Referring to the fact that “many initiatives are now starting to exist” in Macao to “promote patuá outside the Doçi”, specifically through the Macao Youth Association and the newly created Macao Cultural Studies Association, Senna Fernandes stated that has a personal project: “I’ve been writing for 30 years and I haven’t published anything, but I’m going to do it”, he stressed, pointing out that “up to now the only patuá that is seen [publicado] é do Adé”, as the Macaense poet José dos Santos Ferreira (1919-1993) was known.
“I am going to do it because it is another interpretation of the patuá,” he said.
In 2021, China included the Patuá Theater in the list of national intangible cultural heritage.
The Dóci Papiaçám di Macau group, “the only active theater” in this Creole, was born on October 30, 1993, the year of Adé’s death and on the occasion of the visit of the then Portuguese President Mário Soares to Macao and the reopening, after the restoration works, of D. Pedro V, the first western-style theater in China.

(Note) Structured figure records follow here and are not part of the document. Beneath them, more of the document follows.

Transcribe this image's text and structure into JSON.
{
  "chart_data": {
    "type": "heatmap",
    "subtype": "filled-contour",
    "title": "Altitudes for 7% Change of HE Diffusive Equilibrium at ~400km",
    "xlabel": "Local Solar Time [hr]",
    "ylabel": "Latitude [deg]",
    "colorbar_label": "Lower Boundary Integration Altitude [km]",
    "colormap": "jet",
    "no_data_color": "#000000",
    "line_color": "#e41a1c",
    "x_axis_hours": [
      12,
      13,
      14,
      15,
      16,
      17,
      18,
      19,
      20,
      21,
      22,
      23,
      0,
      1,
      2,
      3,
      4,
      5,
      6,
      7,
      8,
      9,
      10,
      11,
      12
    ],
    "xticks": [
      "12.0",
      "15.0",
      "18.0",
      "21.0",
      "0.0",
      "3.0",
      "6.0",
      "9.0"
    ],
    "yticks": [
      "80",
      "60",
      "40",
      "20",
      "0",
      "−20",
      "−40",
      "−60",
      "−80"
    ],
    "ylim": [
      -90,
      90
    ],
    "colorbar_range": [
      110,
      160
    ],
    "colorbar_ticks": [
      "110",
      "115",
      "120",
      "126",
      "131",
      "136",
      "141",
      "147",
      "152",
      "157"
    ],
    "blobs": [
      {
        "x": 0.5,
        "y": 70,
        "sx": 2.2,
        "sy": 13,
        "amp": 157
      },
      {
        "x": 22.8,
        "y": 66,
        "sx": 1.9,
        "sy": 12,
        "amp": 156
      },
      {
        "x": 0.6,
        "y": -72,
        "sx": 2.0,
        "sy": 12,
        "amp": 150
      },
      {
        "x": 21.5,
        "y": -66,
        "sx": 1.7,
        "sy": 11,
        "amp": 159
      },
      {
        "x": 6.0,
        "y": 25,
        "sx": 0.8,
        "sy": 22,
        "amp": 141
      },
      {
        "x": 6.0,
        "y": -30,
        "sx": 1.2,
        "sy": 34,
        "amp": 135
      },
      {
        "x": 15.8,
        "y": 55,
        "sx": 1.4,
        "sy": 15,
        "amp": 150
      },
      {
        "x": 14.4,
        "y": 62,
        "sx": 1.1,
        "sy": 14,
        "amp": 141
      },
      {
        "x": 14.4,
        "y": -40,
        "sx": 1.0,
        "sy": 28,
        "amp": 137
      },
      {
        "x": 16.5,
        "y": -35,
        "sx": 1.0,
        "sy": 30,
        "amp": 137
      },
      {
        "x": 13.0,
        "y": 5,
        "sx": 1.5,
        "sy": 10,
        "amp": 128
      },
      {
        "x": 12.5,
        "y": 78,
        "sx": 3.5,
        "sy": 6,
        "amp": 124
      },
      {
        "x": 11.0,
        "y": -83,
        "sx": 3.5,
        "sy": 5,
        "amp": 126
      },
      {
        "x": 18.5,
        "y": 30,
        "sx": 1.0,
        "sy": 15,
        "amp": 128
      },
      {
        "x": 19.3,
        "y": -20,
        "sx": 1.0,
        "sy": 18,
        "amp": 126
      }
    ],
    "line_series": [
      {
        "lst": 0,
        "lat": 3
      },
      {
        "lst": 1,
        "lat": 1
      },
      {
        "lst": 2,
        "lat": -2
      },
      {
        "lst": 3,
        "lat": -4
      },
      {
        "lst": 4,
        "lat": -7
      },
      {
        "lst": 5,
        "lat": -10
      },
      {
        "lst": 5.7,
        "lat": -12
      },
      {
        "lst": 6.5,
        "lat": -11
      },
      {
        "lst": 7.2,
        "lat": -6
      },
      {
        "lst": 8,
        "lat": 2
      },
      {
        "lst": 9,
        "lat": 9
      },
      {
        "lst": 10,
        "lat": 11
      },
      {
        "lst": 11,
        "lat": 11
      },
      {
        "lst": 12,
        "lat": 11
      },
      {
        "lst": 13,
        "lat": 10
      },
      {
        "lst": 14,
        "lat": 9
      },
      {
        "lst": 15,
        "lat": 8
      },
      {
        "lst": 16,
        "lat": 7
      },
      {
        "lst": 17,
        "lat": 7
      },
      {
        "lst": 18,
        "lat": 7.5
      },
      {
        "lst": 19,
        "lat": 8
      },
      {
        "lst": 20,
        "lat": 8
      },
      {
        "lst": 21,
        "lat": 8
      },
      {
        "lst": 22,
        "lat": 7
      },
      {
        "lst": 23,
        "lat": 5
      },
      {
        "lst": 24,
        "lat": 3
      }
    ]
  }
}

Miguel de Senna Fernandes was part of the project from that first moment, staging the play “Olâ Pisidénte” (See the President), presenting “to the President of the Republic the concerns” of the Macanese community: integration into the ranks of Portugal, after the transfer of the administration of the territory to China in 1999, and issues related to nationality.
“The group has been a good promoter of its own language”, stressed the director when taking stock of three decades of work. “Theater is a fantastic way to learn any language.”

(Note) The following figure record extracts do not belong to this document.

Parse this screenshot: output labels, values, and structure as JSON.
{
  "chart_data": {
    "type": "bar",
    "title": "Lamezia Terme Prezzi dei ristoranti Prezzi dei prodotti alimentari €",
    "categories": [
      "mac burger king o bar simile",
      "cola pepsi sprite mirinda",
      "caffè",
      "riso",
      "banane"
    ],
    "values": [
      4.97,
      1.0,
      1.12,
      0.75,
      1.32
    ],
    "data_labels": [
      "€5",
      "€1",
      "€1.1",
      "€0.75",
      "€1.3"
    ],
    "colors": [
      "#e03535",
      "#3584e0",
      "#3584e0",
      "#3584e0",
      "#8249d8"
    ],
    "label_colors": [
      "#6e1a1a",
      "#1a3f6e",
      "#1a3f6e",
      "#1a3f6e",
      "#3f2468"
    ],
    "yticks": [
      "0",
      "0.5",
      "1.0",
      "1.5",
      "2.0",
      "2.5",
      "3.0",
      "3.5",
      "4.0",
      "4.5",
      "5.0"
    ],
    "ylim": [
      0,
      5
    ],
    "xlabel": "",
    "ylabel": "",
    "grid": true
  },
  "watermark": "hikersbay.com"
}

This year, the playwright brings to the stage of the main auditorium of the Macao Cultural Center, between the 26th and 28th of this month, the portrait of a city free from the pandemic. Macao got rid of pandemic restrictions, but not the Doçi satire. With “Chachau-Lalau di Carnaval” (Oh, what a festival), a new neighborhood revitalization program is created in the territory and a block is selected as a pilot experience. There will be a trial. Or rather, a carnival.

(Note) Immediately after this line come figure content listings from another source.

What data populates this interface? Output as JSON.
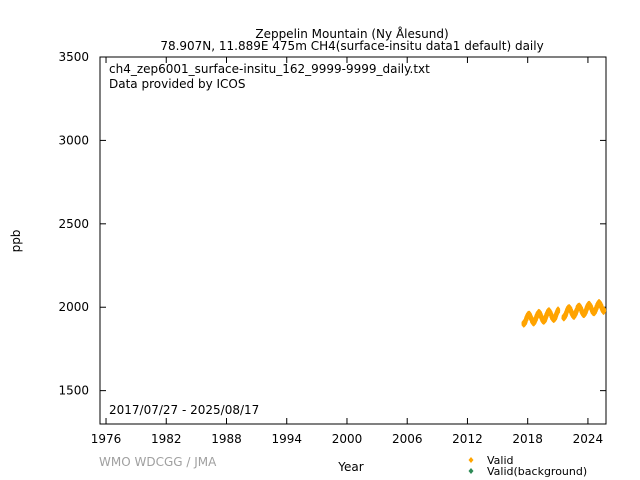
{
  "chart_data": {
    "type": "scatter",
    "title": "Zeppelin Mountain (Ny Ålesund)",
    "subtitle": "78.907N, 11.889E 475m    CH4(surface-insitu data1 default) daily",
    "file_label": "ch4_zep6001_surface-insitu_162_9999-9999_daily.txt",
    "provider_label": "Data provided by ICOS",
    "date_range_label": "2017/07/27 - 2025/08/17",
    "xlabel": "Year",
    "ylabel": "ppb",
    "credit": "WMO WDCGG / JMA",
    "xlim": [
      1975.4,
      2025.8
    ],
    "ylim": [
      1300,
      3500
    ],
    "x_ticks": [
      1976,
      1982,
      1988,
      1994,
      2000,
      2006,
      2012,
      2018,
      2024
    ],
    "y_ticks": [
      1500,
      2000,
      2500,
      3000,
      3500
    ],
    "grid": false,
    "legend_position": "bottom-right",
    "series": [
      {
        "name": "Valid",
        "color": "#ffa500",
        "marker": "diamond",
        "start": 2017.57,
        "end": 2025.63,
        "base_value": 1925,
        "trend_per_year": 9.8,
        "seasonal_amplitude": 25,
        "scatter": 22
      },
      {
        "name": "Valid(background)",
        "color": "#2e8b57",
        "marker": "diamond",
        "points": []
      }
    ]
  }
}
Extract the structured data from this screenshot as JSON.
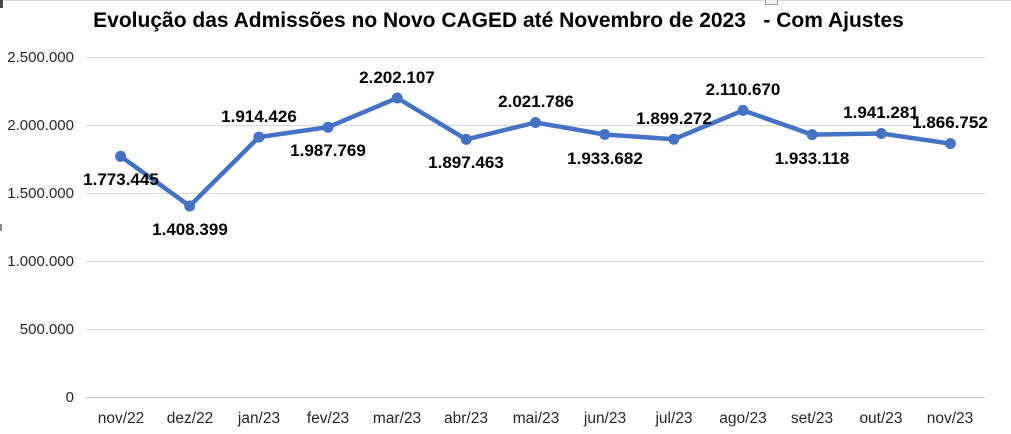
{
  "title": "Evolução das Admissões no Novo CAGED até Novembro de 2023   - Com Ajustes",
  "chart_data": {
    "type": "line",
    "title": "Evolução das Admissões no Novo CAGED até Novembro de 2023   - Com Ajustes",
    "categories": [
      "nov/22",
      "dez/22",
      "jan/23",
      "fev/23",
      "mar/23",
      "abr/23",
      "mai/23",
      "jun/23",
      "jul/23",
      "ago/23",
      "set/23",
      "out/23",
      "nov/23"
    ],
    "values": [
      1773445,
      1408399,
      1914426,
      1987769,
      2202107,
      1897463,
      2021786,
      1933682,
      1899272,
      2110670,
      1933118,
      1941281,
      1866752
    ],
    "data_labels": [
      "1.773.445",
      "1.408.399",
      "1.914.426",
      "1.987.769",
      "2.202.107",
      "1.897.463",
      "2.021.786",
      "1.933.682",
      "1.899.272",
      "2.110.670",
      "1.933.118",
      "1.941.281",
      "1.866.752"
    ],
    "label_positions": [
      "below",
      "below",
      "above",
      "below",
      "above",
      "below",
      "above",
      "below",
      "above",
      "above",
      "below",
      "above",
      "above"
    ],
    "y_ticks": [
      0,
      500000,
      1000000,
      1500000,
      2000000,
      2500000
    ],
    "y_tick_labels": [
      "0",
      "500.000",
      "1.000.000",
      "1.500.000",
      "2.000.000",
      "2.500.000"
    ],
    "ylim": [
      0,
      2500000
    ],
    "xlabel": "",
    "ylabel": "",
    "grid": true,
    "legend_position": "none",
    "line_color": "#4472C4",
    "gridline_color": "#d9d9d9",
    "axis_line_color": "#bfbfbf"
  }
}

“Macau wants to be a happy place and always throws that carnival or fairground subterfuge, whatever you want to call it. It’s carnival here, carnival there. The word carnival is even included in grant applications, it’s the craziest thing to be,” she says.
The play, which this year will feature several musical numbers and video works, is presented in Patuá, with moments in Portuguese and Cantonese. Mandarin will be heard for the first time, through the voice of a character who comes from the interior of China, “but who quickly begins to speak Cantonese.”
Senna Fernandes draws attention to “a new reality” in Macau.
“There is so much talk about the Great Bay and I still don’t know what it is, it is necessary to integrate this element in another way in a piece of patuá,” he added, referring to the Beijing project that aims to create a world metropolis from Macao, Hong Kong and nine cities in Guangdong province, with more than 60 million inhabitants.
“Regardless of what people may think, Mandarin is a non-Macauian language (…) but, of course, for official reasons, for reasons of State and everything else, it is obvious and legitimate to expect that the community also speaks the national language,” he said.